Годунов, виновато улыбнувшись, пояснил, что пан Мнишек прислал гонца с просьбой отложить, ибо раньше ему не поспеть, а поприсутствовать хотелось.
— Опять с сыновьями припрется и кучу другой родни притащит, — вырвалось у меня.
Очень уж велико было раздражение, вот и не сдержался. Но, глянув на сконфуженного Федора, смягчился — и впрямь, отец невесты, никуда не денешься. Однако дал совет предупредить ясновельможного не брать с собой большую свиту, ограничившись двумя десятками гайдуков и десятком пахоликов.

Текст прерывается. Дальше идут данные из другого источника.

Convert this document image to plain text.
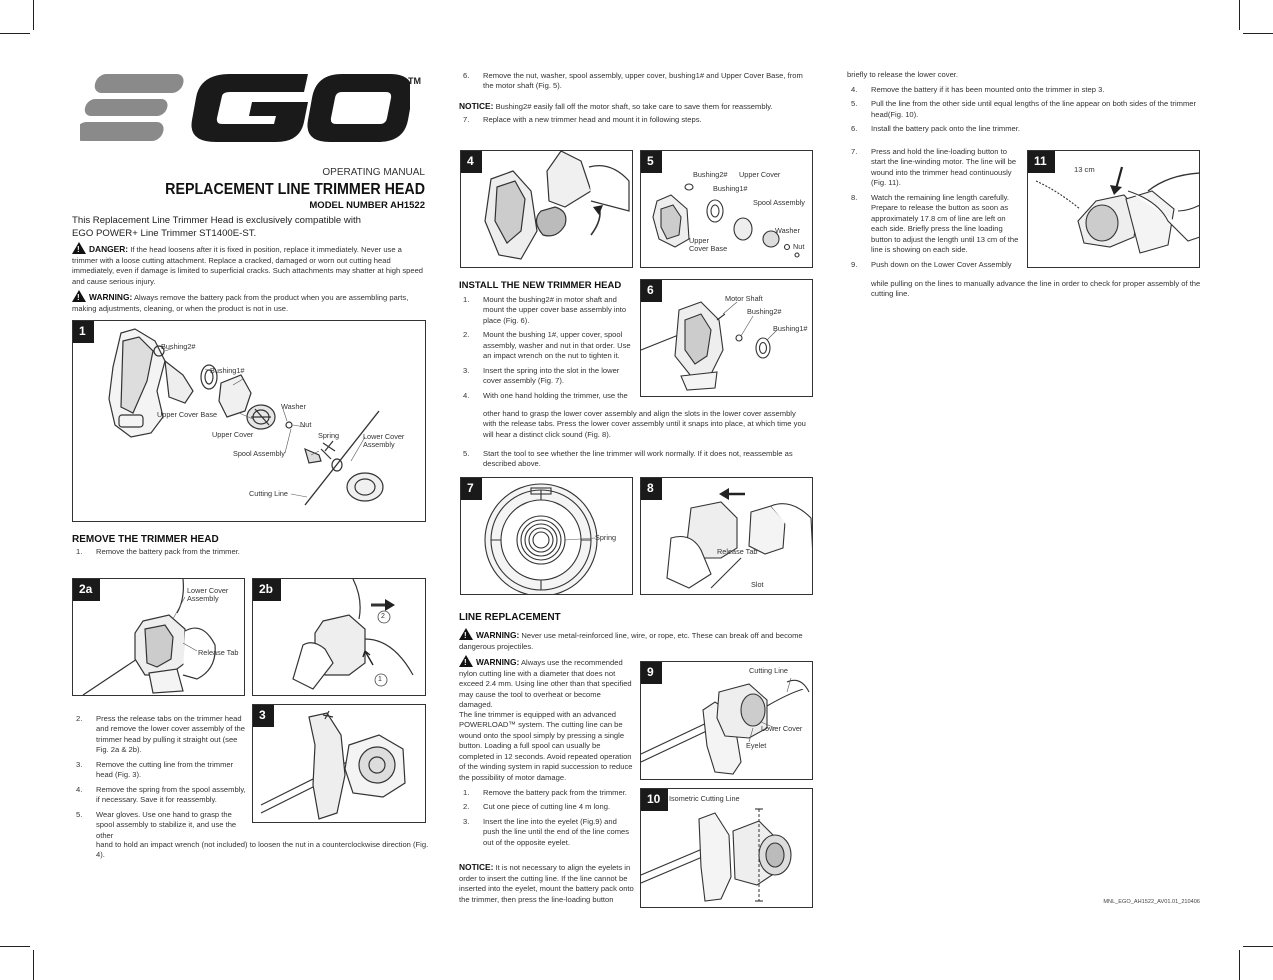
TM
OPERATING MANUAL
REPLACEMENT LINE TRIMMER HEAD
MODEL NUMBER AH1522
This Replacement Line Trimmer Head is exclusively compatible with
EGO POWER+ Line Trimmer ST1400E-ST.
!DANGER: If the head loosens after it is fixed in position, replace it immediately. Never use a trimmer with a loose cutting attachment. Replace a cracked, damaged or worn out cutting head immediately, even if damage is limited to superficial cracks. Such attachments may shatter at high speed and cause serious injury.
!WARNING: Always remove the battery pack from the product when you are assembling parts, making adjustments, cleaning, or when the product is not in use.
1
Bushing2#
Bushing1#
Upper Cover Base
Washer
Upper Cover
Nut
Spring	Lower Cover
Assembly
Spool Assembly
Cutting Line
REMOVE THE TRIMMER HEAD
1. Remove the battery pack from the trimmer.
2a	Lower Cover
Assembly
Release Tab
2b
2
1
2. Press the release tabs on the trimmer head and remove the lower cover assembly of the trimmer head by pulling it straight out (see Fig. 2a & 2b).
3. Remove the cutting line from the trimmer head (Fig. 3).
4. Remove the spring from the spool assembly, if necessary. Save it for reassembly.
5. Wear gloves. Use one hand to grasp the spool assembly to stabilize it, and use the other
hand to hold an impact wrench (not included) to loosen the nut in a counterclockwise direction (Fig. 4).
3
6. Remove the nut, washer, spool assembly, upper cover, bushing1# and Upper Cover Base, from the motor shaft (Fig. 5).
NOTICE: Bushing2# easily fall off the motor shaft, so take care to save them for reassembly.
7. Replace with a new trimmer head and mount it in following steps.
4	5
Bushing2# Upper Cover
Bushing1#
Spool Assembly
Washer
Upper
Cover Base	Nut
INSTALL THE NEW TRIMMER HEAD
1. Mount the bushing2# in motor shaft and mount the upper cover base assembly into place (Fig. 6).
2. Mount the bushing 1#, upper cover, spool assembly, washer and nut in that order. Use an impact wrench on the nut to tighten it.
3. Insert the spring into the slot in the lower cover assembly (Fig. 7).
4. With one hand holding the trimmer, use the
other hand to grasp the lower cover assembly and align the slots in the lower cover assembly with the release tabs. Press the lower cover assembly until it snaps into place, at which time you will hear a distinct click sound (Fig. 8).
5. Start the tool to see whether the line trimmer will work normally. If it does not, reassemble as described above.
6
Motor Shaft
Bushing2#
Bushing1#
7
Spring
8
Release Tab
Slot
LINE REPLACEMENT
!WARNING: Never use metal-reinforced line, wire, or rope, etc. These can break off and become dangerous projectiles.
!WARNING: Always use the recommended nylon cutting line with a diameter that does not exceed 2.4 mm. Using line other than that specified may cause the tool to overheat or become damaged.
The line trimmer is equipped with an advanced POWERLOAD™ system. The cutting line can be wound onto the spool simply by pressing a single button. Loading a full spool can usually be completed in 12 seconds. Avoid repeated operation of the winding system in rapid succession to reduce the possibility of motor damage.
1. Remove the battery pack from the trimmer.
2. Cut one piece of cutting line 4 m long.
3. Insert the line into the eyelet (Fig.9) and push the line until the end of the line comes out of the opposite eyelet.
NOTICE: It is not necessary to align the eyelets in order to insert the cutting line. If the line cannot be inserted into the eyelet, mount the battery pack onto the trimmer, then press the line-loading button
9	Cutting Line
Lower Cover
Eyelet
10	Isometric Cutting Line
briefly to release the lower cover.
4. Remove the battery if it has been mounted onto the trimmer in step 3.
5. Pull the line from the other side until equal lengths of the line appear on both sides of the trimmer head(Fig. 10).
6. Install the battery pack onto the line trimmer.
7. Press and hold the line-loading button to start the line-winding motor. The line will be wound into the trimmer head continuously (Fig. 11).
8. Watch the remaining line length carefully. Prepare to release the button as soon as approximately 17.8 cm of line are left on each side. Briefly press the line loading button to adjust the length until 13 cm of the line is showing on each side.
9. Push down on the Lower Cover Assembly
while pulling on the lines to manually advance the line in order to check for proper assembly of the cutting line.
11
13 cm
MNL_EGO_AH1522_AV01.01_210406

Тот помялся, но все-таки спросил:
— Не мало ли? Воля твоя, князь, мне б и самому не хотелось, чтоб ляхи сызнова Москву заполонили, но и пана Юрия забижать как-то не того….
— Почет не в том, сколько с тобой людей, а в том, чтобы их оказалось больше, чем у остальных, — усмехнулся я, предложив: — Напиши, что два десятка дозволяется взять с собой ему одному, как тестю, а остальным, кто бы ни был, не более одного.
…По дороге мы с Кызы-Гиреем говорили о чем угодно, но не о договоре. Листы с ним я прихватил, причем по его просьбе, но он молчал, а мне первым поднимать эту тему не хотелось. Еще подумает, будто я клянчу, да и вообще, памятуя инструктаж дьяка Палицына, назойливость у степняков не приветствуется, считаясь дурным тоном.